An alternative would be to place migration_state within VFIOMigration,
along with a pointer back to vbasedev (like we do in VFIORegion) then
the notifier could use container_of to get the VFIOMigration structure,
from which we could get to the VFIODevice via the vbasedev pointer.
This would better compartmentalize the migration related data into a
single structure.  Thanks,

Alex
Cornelia Huck Oct. 20, 2020, 10:55 a.m. UTC | #12
On Mon, 19 Oct 2020 11:57:47 -0600
Alex Williamson <alex.williamson@redhat.com> wrote:

> On Sun, 18 Oct 2020 02:05:03 +0530
> Kirti Wankhede <kwankhede@nvidia.com> wrote:
> 
> > On 9/26/2020 1:50 AM, Alex Williamson wrote:  
> > > On Wed, 23 Sep 2020 04:54:08 +0530
> > > Kirti Wankhede <kwankhede@nvidia.com> wrote:

> > >> diff --git a/include/hw/vfio/vfio-common.h b/include/hw/vfio/vfio-common.h
> > >> index 25e3b1a3b90a..49c7c7a0e29a 100644
> > >> --- a/include/hw/vfio/vfio-common.h
> > >> +++ b/include/hw/vfio/vfio-common.h
> > >> @@ -123,6 +123,7 @@ typedef struct VFIODevice {
> > >>       VMChangeStateEntry *vm_state;
> > >>       uint32_t device_state;
> > >>       int vm_running;
> > >> +    Notifier migration_state;    
> > > 
> > > Can this live in VFIOMigration?  Thanks,
> > >     
> > 
> > No, callback vfio_migration_state_notifier() has notifier argument and 
> > to reach its corresponding device structure as below, its should be in 
> > VFIODevice.
> > 
> > VFIODevice *vbasedev = container_of(notifier, VFIODevice, migration_state);  
> 
> An alternative would be to place migration_state within VFIOMigration,
> along with a pointer back to vbasedev (like we do in VFIORegion) then
> the notifier could use container_of to get the VFIOMigration structure,
> from which we could get to the VFIODevice via the vbasedev pointer.
> This would better compartmentalize the migration related data into a
> single structure.  Thanks,
> 
> Alex

+1, I think having everything in VFIOMigration would be nicer.
Cornelia Huck Oct. 20, 2020, 3:51 p.m.
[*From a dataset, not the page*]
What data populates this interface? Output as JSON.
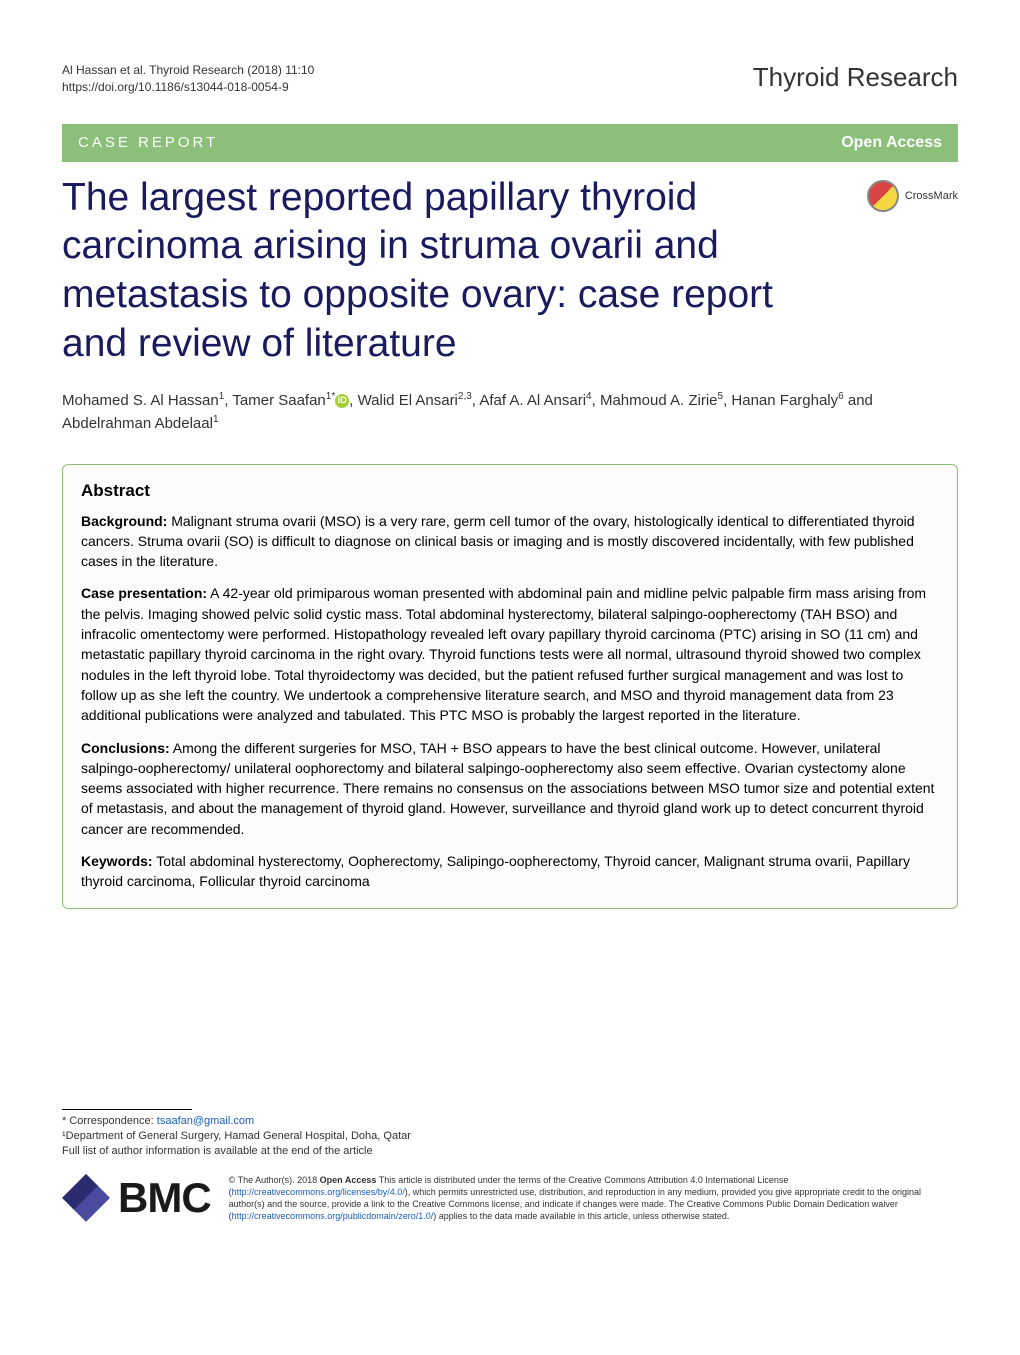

UTC | #13
On Mon, 19 Oct 2020 02:25:28 +0530
Kirti Wankhede <kwankhede@nvidia.com> wrote:

> On 9/25/2020 5:23 PM, Cornelia Huck wrote:
> > On Wed, 23 Sep 2020 04:54:09 +0530
> > Kirti Wankhede <kwankhede@nvidia.com> wrote:
> >   
> >> Define flags to be used as delimeter in migration file stream.
> >> Added .save_setup and .save_cleanup functions. Mapped & unmapped migration
> >> region from these functions at source during saving or pre-copy phase.
> >> Set VFIO device state depending on VM's state. During live migration, VM is
> >> running when .save_setup is called, _SAVING | _RUNNING state is set for VFIO
> >> device. During save-restore, VM is paused, _SAVING state is set for VFIO device.
> >>
> >> Signed-off-by: Kirti Wankhede <kwankhede@nvidia.com>
> >> Reviewed-by: Neo Jia <cjia@nvidia.com>
> >> ---
> >>   hw/vfio/migration.c  | 91 ++++++++++++++++++++++++++++++++++++++++++++++++++++
> >>   hw/vfio/trace-events |  2 ++
> >>   2 files changed, 93 insertions(+)
> >>  
> > 
> > (...)
> >   
> >> +/*
> >> + * Flags used as delimiter:
> >> + * 0xffffffff => MSB 32-bit all 1s
> >> + * 0xef10     => emulated (virtual) function IO  
> > 
> > Where is this value coming from?
> >   
> 
> Delimiter flags should be unique and this is a magic number that 
> represents (e)mulated (f)unction (10) representing IO.
> 
> >> + * 0x0000     => 16-bits reserved for flags
> >> + */
> >> +#define VFIO_MIG_FLAG_END_OF_STATE      (0xffffffffef100001ULL)
> >> +#define VFIO_MIG_FLAG_DEV_CONFIG_STATE  (0xffffffffef100002ULL)
> >> +#define VFIO_MIG_FLAG_DEV_SETUP_STATE   (0xffffffffef100003ULL)
> >> +#define VFIO_MIG_FLAG_DEV_DATA_STATE    (0xffffffffef100004ULL)  
> > 
> > I think we need some more documentation what these values mean and how
> > they are used. From reading ahead a bit, it seems there is always
> > supposed to be a pair of DEV_*_STATE and END_OF_STATE framing some kind
> > of data?
> >   
> 
> Adding comment as below, hope it helps.
> 
> /*
>   * Flags used as delimiter for VFIO devices should be unique in 
> migration stream

Maybe

"Flags to be used as unique delimiters for VFIO devices in the
migration stream" ?

>   * These flags are composed as:
>   * 0xffffffff => MSB 32-bit all 1s
>   * 0xef10     => Magic ID, represents emulated (virtual) function IO
>   * 0x0000     => 16-bits reserved for flags
>   *
>   * Flags _DEV_CONFIG_STATE, _DEV_SETUP_STATE and _DEV_DATA_STATE marks 
> start of
>   * respective states in migration stream.
>   * FLAG _END_OF_STATE indicates end of current state, state could be any
>   * of above states.
>   */

"The beginning of state information is marked by _DEV_CONFIG_STATE,
_DEV_SETUP_STATE, or _DEV_DATA_STATE, respectively. The end of a
certain state information is marked by _END_OF_STATE." ?

> 
> Thanks,
> Kirti
>